Research That Matters (January 17 - 20, 2008)


Embassy Room (Omni Shoreham)

Targeting Variables Mediating Risk to Promote Self-Protective Coping against Sexual Victimization

Patricia Logan Russell, MSSW, University of Washington and Paula S. Nurius, PhD, University of Washington.

Purpose: Sexual victimization is among the most prevalent and psychologically injurious experiences affecting the development of girls and young women. This report derives from a research program charting the developmental effects of violence exposure, the relationships of this exposure with other related risks such as substance use, and identification of factors that mediate these influences on coping in the context of violence exposure as well as subsequent revictimization. Such findings are fundamental to the development of interventions to buffer the effects of these antecedent factors and to foster self-protective coping. The present study extends appraisal-based analyses of coping in the immediate context of violence (Nurius, et al, 2004). Specifically, we examined antecedent risk factors that have been established as being both correspondent with elevated victimization risk and theorized to influence situational stress responding in the face of sexual assault. The utility of these factors to explain situational coping appraisals and further victimization was tested uniquely and in combination with exposure characteristics, including substance use.
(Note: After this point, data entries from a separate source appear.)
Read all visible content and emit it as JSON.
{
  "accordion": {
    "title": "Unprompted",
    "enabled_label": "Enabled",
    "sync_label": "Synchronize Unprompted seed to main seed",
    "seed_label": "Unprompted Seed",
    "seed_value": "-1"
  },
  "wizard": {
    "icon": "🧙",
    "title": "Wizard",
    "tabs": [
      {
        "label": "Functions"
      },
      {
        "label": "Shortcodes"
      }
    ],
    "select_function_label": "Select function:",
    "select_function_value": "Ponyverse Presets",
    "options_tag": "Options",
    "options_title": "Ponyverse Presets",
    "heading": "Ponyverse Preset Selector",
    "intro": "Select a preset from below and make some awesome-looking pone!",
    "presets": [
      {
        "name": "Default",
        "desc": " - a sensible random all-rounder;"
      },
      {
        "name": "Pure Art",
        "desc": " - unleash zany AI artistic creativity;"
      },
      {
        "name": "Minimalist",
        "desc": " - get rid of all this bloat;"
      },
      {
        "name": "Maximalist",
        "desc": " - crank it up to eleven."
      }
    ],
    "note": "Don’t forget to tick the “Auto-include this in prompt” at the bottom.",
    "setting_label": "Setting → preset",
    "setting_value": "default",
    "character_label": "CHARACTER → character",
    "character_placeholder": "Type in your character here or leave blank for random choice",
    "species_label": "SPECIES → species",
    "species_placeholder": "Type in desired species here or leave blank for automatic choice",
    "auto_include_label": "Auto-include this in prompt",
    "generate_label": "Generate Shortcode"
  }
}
Methods: This NIMH-funded study is a cross-sectional survey of 415 women who met criteria specifying acquaintance sexual victimization after age 16 but within the last five years recruited from urban college settings through announcements and letters of invitation. Participants' mean age was 21.7 years; 27% were ethnic minority; and SES was fairly normally distributed. Measures were derived from Lazarus' stress research, were previously used, and have satisfactory psychometric properties. Referencing a specific victimization experience, cognitive appraisals (accountability, efficacy potential, outcome concerns about resistance) and emotional states were assessed as were victimization histories, situational substance use, characteristics of the victimization, and sexual victimization subsequent to the index event.

Results: To test explanatory utility, cognitive appraisals, emotions, and subsequent victimization were independently regressed onto 1) prior victimization, 2) victim substance use, and 3) characteristics of the index assault experience. Hierarchical regression of these blocks allowed for testing of unique and cumulative explanation of variance. Final regression solutions achieved significance at p<.001 level for each dependent variable except perpetrator accountability appraisals. Each predictor set provided significantly additive R2 change in expected directions. Specifically, singly and in combination, these antecedent and situational risk factors were significantly associated with impaired cognitive-affective processing of the assault experience at the time as well as higher levels of subsequent sexual victimization.

Conclusions: The effectiveness of prevention programming in the arena of sexual victimization has been limited, particularly for those with prior victimization histories (Söchting, et al., 2004). These findings suggest that, in addition to knowledge and resistance skill-building, interventions need to target antecedent and situational risk factors likely to significantly influence situational interpretation and behavioral responding in the context of assault threat. We outline how appraisal-based coping provides conceptual scaffolding for prevention modeling and the implications of these findings for linking prior, current, and future victimization risk self-protective coping response patterns. Victimization histories in particular may predispose women to situational appraisals and emotional states that require emotion regulation and situation analysis preparation to manage coping responses in the direction of self-protection.